Conservative budget plan keeps healthcare reform's Medicare cuts
Like the House GOP budget that lawmakers will vote on next week, a conservative plan unveiled Thursday includes about $500 billion in Medicare cuts Democrats made in last year's healthcare reform law.
Republicans over the past year widely panned the Medicare reimbursement cuts, which the Democrats enacted to help cover the cost of expanding coverage to 32 million new individuals.
The GOP proposal unveiled on Tuesday and a supplemental plan offered up by the 176-member Republican Study Committee (RSC) Thursday afternoon both keep the Medicare cuts in place while calling for the repeal of most of the law.

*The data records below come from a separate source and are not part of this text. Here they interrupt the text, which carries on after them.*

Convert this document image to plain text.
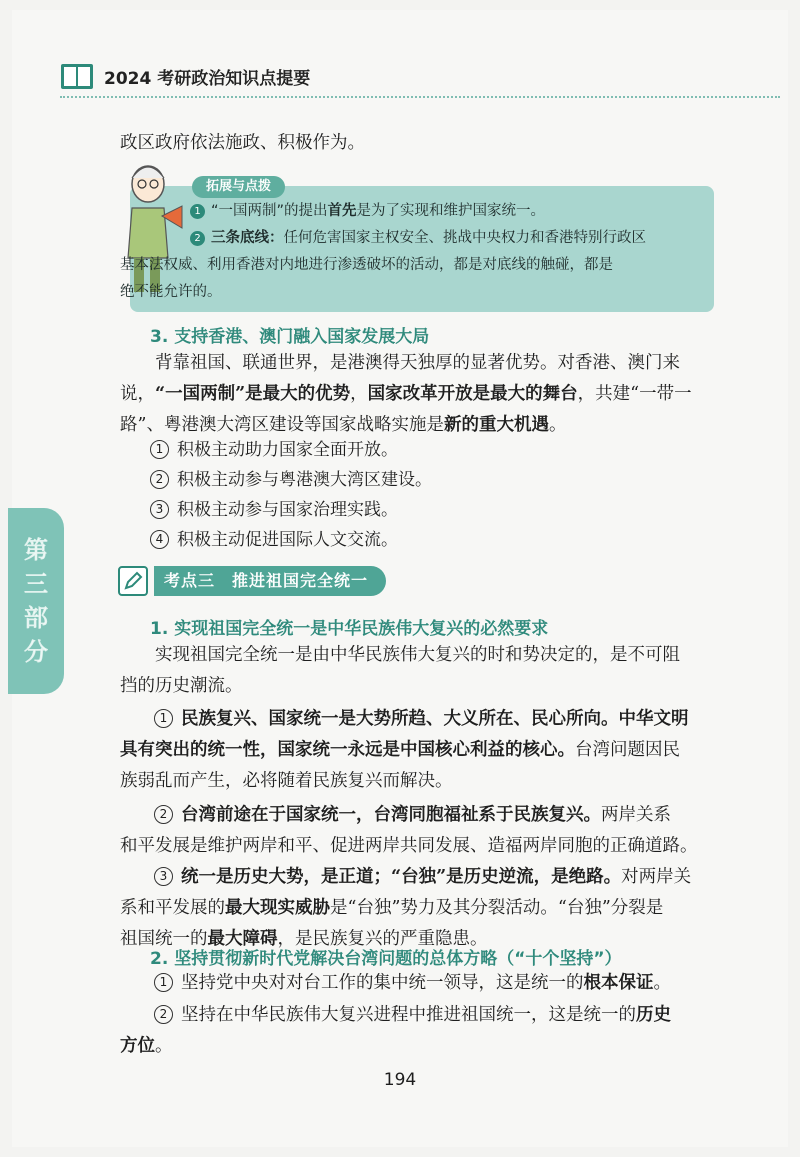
2024 考研政治知识点提要
政区政府依法施政、积极作为。
拓展与点拨
1 “一国两制”的提出首先是为了实现和维护国家统一。
2 三条底线：任何危害国家主权安全、挑战中央权力和香港特别行政区
基本法权威、利用香港对内地进行渗透破坏的活动，都是对底线的触碰，都是
绝不能允许的。
3. 支持香港、澳门融入国家发展大局
背靠祖国、联通世界，是港澳得天独厚的显著优势。对香港、澳门来
说，“一国两制”是最大的优势，国家改革开放是最大的舞台，共建“一带一
路”、粤港澳大湾区建设等国家战略实施是新的重大机遇。
1 积极主动助力国家全面开放。
2 积极主动参与粤港澳大湾区建设。
3 积极主动参与国家治理实践。
4 积极主动促进国际人文交流。
第
三
部
分
考点三　推进祖国完全统一
1. 实现祖国完全统一是中华民族伟大复兴的必然要求
实现祖国完全统一是由中华民族伟大复兴的时和势决定的，是不可阻
挡的历史潮流。
1 民族复兴、国家统一是大势所趋、大义所在、民心所向。中华文明
具有突出的统一性，国家统一永远是中国核心利益的核心。台湾问题因民
族弱乱而产生，必将随着民族复兴而解决。
2 台湾前途在于国家统一，台湾同胞福祉系于民族复兴。两岸关系
和平发展是维护两岸和平、促进两岸共同发展、造福两岸同胞的正确道路。
3 统一是历史大势，是正道；“台独”是历史逆流，是绝路。对两岸关
系和平发展的最大现实威胁是“台独”势力及其分裂活动。“台独”分裂是
祖国统一的最大障碍，是民族复兴的严重隐患。
2. 坚持贯彻新时代党解决台湾问题的总体方略（“十个坚持”）
1 坚持党中央对对台工作的集中统一领导，这是统一的根本保证。
2 坚持在中华民族伟大复兴进程中推进祖国统一，这是统一的历史
方位。
194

Democrats have criticized Republicans over the past week for embracing
healthcare reform’s Medicare cuts after campaigning against them in last
year’s midterm elections.
“They've taken those savings — the same ones that they’ve criticized —
in their plan," said Budget Committee ranking member Chris Van
Hollen (D-Md.) on Tuesday. "The healthcare reforms enacted in the
Affordable Care Act, which they say they're repealing, they're not
repealing at all."
Republicans, defending the cuts, say they're putting $500 billion back into the Medicare program.
“Unlike the Democrats, who use that to build new programs, we use that to sustain where we are with regard to Medicare,” said Rep. Scott Garrett (R-N.J.), chairman of the RSC’s budget and spending task force.
“We only count it once,” he added.
Hospital groups, which agreed to $155 billion in Medicare cuts over a decade in exchange for a lower rate of uninsured individuals, slammed Republicans for keeping the cuts while ditching the rest of healthcare reform.
"The two were coupled in healthcare reform,” American Hospital Association President and CEO Rich Umbdenstock told The Hill on Tuesday. “It's unacceptable if just the cuts stand."